Frank’s head shot straight up and it felt like cold water was suddenly dumped down the back of his neck.

Zombie.

Faster than his brain could even process, he reached down and tore the jagged and stained machete off of his belt. He took cautious steps back and wielded the knife in front of him, his hands white knuckle gripping the fabric wrapped hilt. His stare never left the dark, ominous room on the other side of the once operating escalator. They used to sell clothes inside once. Now the lights are out permanently and rubble litters the space. That’s how the whole plaza is has been ever since-

He hears footsteps shuffle from the corner of the room. The darkness is too thick to see through, not even the sunlight is reaching inside. But he knows he isn’t crazy. He heard what he heard. Frank waited for what felt like an eternity with bated breath, although it was definitely barely even twenty more seconds. He waited because he knew something was going to come outside, and when it did, he would strike that fucking thing down. Cut off its head and take away the last rotting, pathetic excuse for a life that it clings to.
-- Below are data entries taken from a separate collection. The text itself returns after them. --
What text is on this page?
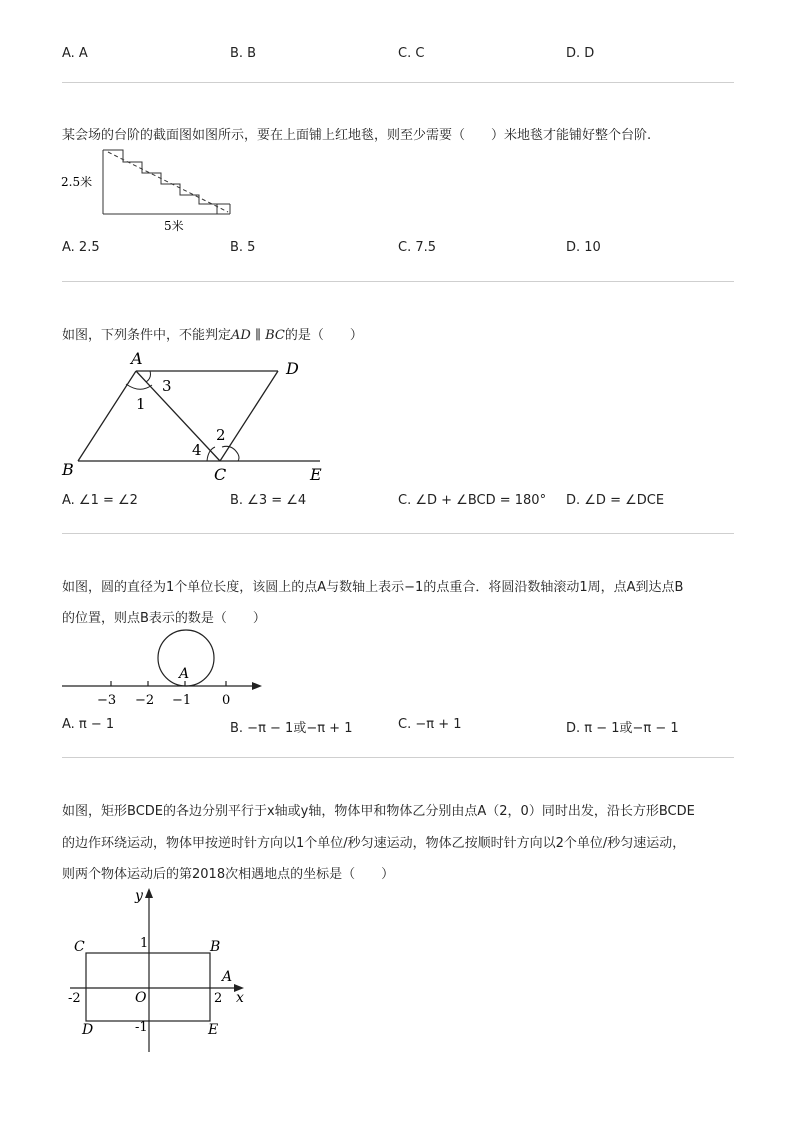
A. A	B. B	C. C	D. D
某会场的台阶的截面图如图所示，要在上面铺上红地毯，则至少需要（　　）米地毯才能铺好整个台阶.
2.5米
5米
A. 2.5	B. 5	C. 7.5	D. 10
如图，下列条件中，不能判定AD ∥ BC的是（　　）
A
D
B	C	E
1
3
2
4
A. ∠1 = ∠2	B. ∠3 = ∠4	C. ∠D + ∠BCD = 180° D. ∠D = ∠DCE
如图，圆的直径为1个单位长度，该圆上的点A与数轴上表示−1的点重合．将圆沿数轴滚动1周，点A到达点B
的位置，则点B表示的数是（　　）
A
−3 −2 −1 0
A. π − 1	B. −π − 1或−π + 1	C. −π + 1	D. π − 1或−π − 1
如图，矩形BCDE的各边分别平行于x轴或y轴，物体甲和物体乙分别由点A（2，0）同时出发，沿长方形BCDE
的边作环绕运动，物体甲按逆时针方向以1个单位/秒匀速运动，物体乙按顺时针方向以2个单位/秒匀速运动，
则两个物体运动后的第2018次相遇地点的坐标是（　　）
y
x
C	B
A
D	E
O
1
-1
2
-2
How do you kill the undead? Frank doesn’t know, but he sure as fucking hell tries.

It’s time.

A figure emerges from the shadows, and Frank takes sudden, fast lurching steps forwards, raising his machete up in the lethal position that he knows will only take one strike to kill. This ugly corpse is about to-

Oh.

Oh.

He pauses. He lowers his blade.

He stares.

He stares into the seeing eyes of another. Clear eyes. Clear, working, vivid hazel. Alive. Alive eyes.

Him and the living man stare at each other in complete silence, breathing heavy and completely, completely still.
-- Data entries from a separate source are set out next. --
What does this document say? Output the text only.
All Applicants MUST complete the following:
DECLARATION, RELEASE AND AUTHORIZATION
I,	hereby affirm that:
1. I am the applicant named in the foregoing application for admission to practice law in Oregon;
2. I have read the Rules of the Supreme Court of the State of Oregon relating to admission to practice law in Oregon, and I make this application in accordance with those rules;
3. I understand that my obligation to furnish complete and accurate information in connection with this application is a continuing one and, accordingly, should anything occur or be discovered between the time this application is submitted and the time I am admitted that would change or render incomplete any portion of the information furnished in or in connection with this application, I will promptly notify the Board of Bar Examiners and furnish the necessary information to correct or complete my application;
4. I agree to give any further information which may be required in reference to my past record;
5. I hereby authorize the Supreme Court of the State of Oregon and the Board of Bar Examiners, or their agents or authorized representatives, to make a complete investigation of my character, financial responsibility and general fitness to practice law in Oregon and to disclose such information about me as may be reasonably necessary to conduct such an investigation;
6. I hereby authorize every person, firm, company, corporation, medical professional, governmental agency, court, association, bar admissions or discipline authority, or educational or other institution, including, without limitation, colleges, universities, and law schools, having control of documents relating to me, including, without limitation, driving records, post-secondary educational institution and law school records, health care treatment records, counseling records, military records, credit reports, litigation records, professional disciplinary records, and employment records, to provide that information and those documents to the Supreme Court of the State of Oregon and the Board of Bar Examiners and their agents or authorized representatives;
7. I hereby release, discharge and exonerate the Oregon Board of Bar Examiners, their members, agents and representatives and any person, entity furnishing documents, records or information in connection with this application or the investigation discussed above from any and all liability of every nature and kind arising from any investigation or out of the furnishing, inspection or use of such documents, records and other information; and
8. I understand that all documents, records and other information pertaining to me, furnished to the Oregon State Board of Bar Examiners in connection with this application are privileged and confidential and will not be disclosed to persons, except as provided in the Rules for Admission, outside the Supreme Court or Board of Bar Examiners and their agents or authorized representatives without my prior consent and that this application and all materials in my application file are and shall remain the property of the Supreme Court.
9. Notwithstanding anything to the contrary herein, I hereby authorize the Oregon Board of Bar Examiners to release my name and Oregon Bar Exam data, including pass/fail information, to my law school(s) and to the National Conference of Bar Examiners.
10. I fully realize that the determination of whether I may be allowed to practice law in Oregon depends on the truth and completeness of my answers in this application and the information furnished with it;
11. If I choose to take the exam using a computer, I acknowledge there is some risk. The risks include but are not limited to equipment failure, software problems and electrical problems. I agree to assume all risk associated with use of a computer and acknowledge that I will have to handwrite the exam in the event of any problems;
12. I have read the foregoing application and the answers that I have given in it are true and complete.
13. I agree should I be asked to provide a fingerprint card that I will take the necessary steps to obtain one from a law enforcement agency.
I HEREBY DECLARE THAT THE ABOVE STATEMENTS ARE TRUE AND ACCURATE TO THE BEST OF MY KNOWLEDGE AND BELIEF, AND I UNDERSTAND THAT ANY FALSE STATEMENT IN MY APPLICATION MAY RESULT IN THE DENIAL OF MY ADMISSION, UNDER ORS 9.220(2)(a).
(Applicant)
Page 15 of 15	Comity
“I…” Frank tries to make a sentence, but words seem to fail him. He hasn’t had the need to speak out loud for seven months. Seven grueling months since the outbreak got out of control.

“I almost killed you.”

Frank lowered his machete, the blade nearly slipping from his sweating hands. He wasn’t paying attention.
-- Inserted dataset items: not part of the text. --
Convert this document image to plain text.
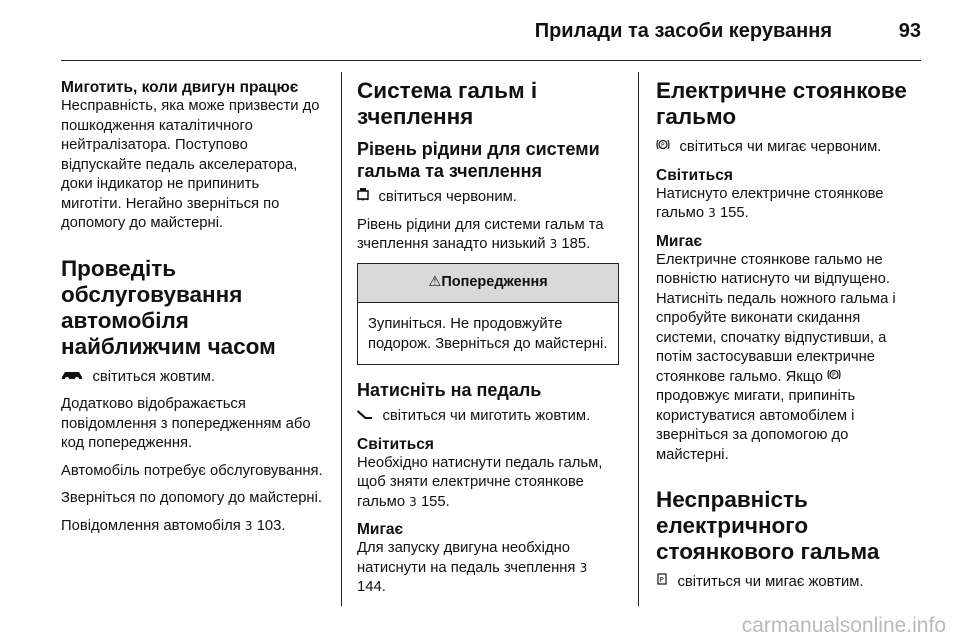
Прилади та засоби керування	93
Миготить, коли двигун працює

Несправність, яка може призвести до пошкодження каталітичного нейтралізатора. Поступово відпускайте педаль акселератора, доки індикатор не припинить миготіти. Негайно зверніться по допомогу до майстерні.

Проведіть обслуговування автомобіля найближчим часом

світиться жовтим.

Додатково відображається повідомлення з попередженням або код попередження.

Автомобіль потребує обслуговування.

Зверніться по допомогу до майстерні.

Повідомлення автомобіля 3 103.

Система гальм і зчеплення
Рівень рідини для системи гальма та зчеплення

світиться червоним.

Рівень рідини для системи гальм та зчеплення занадто низький 3 185.

⚠Попередження
Зупиніться. Не продовжуйте подорож. Зверніться до майстерні.
Натисніть на педаль

світиться чи миготить жовтим.

Світиться

Необхідно натиснути педаль гальм, щоб зняти електричне стоянкове гальмо 3 155.

Мигає

Для запуску двигуна необхідно натиснути на педаль зчеплення 3 144.

Електричне стоянкове гальмо

P світиться чи мигає червоним.

Світиться

Натиснуто електричне стоянкове гальмо 3 155.

Мигає

Електричне стоянкове гальмо не повністю натиснуто чи відпущено. Натисніть педаль ножного гальма і спробуйте виконати скидання системи, спочатку відпустивши, а потім застосувавши електричне стоянкове гальмо. Якщо P
продовжує мигати, припиніть користуватися автомобілем і зверніться за допомогою до майстерні.

Несправність електричного стоянкового гальма

P світиться чи мигає жовтим.

carmanualsonline.info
The man who was very much not a zombie wielded a bat with jagged, rusted nails sticking out from it at all angles. He too held it with a white-knuckle grip, and he was not as fast to relax as Frank was. He had shoulder length black hair that was stringy and plastered to his forehead with sweat and grime, but you could tell that when it was healthy it might’ve been almost pretty. His gray hoodie was torn and dirty and the long cargo shorts he wielded looked like they were soon due to disintegrate. But Frank couldn’t judge, he looked even worse probably. The man took a deep breath and exhaled shakily, and opened his mouth like he was about to speak, but he couldn’t decide on what to say. “I’m sorry for scaring you” maybe? Or perhaps “I thought you were a zombie too?” Or, even more appropriate, “Holy shit, I’m not the only one left!”

“Your hand is bleeding.”

“What? Oh. Oh…oops.” Frank stuttered and held his hand up. He hadn’t really realized that he had nicked his finger on the vending machine glass. But- you know, he kinda didn’t really care about that right now. More important matters to deal with, he’d say.

There was another beat of silence before the man cleared his throat and took a step forward, further out of the darkness. Some of the tension from his shoulders dissipated and he fastened his bat back on his backpack.

“I, uh…Sorry, I’m…sorry. I haven’t spoken to anyone in like…a long time. Like, at all. I didn’t plan what I’d say if I met anyone else alive.” He looked back up, their shared, wild stare meeting once again. “I didn’t really…think that I would.”

The two didn’t break eye contact. It was like their intent stares were now a lifeline stringing them together. The tense air hummed with a new energy. Survival. They weren’t…alone anymore.

 

“I didn’t either. I’m Frank. Shit…it sure is nice to meet you.”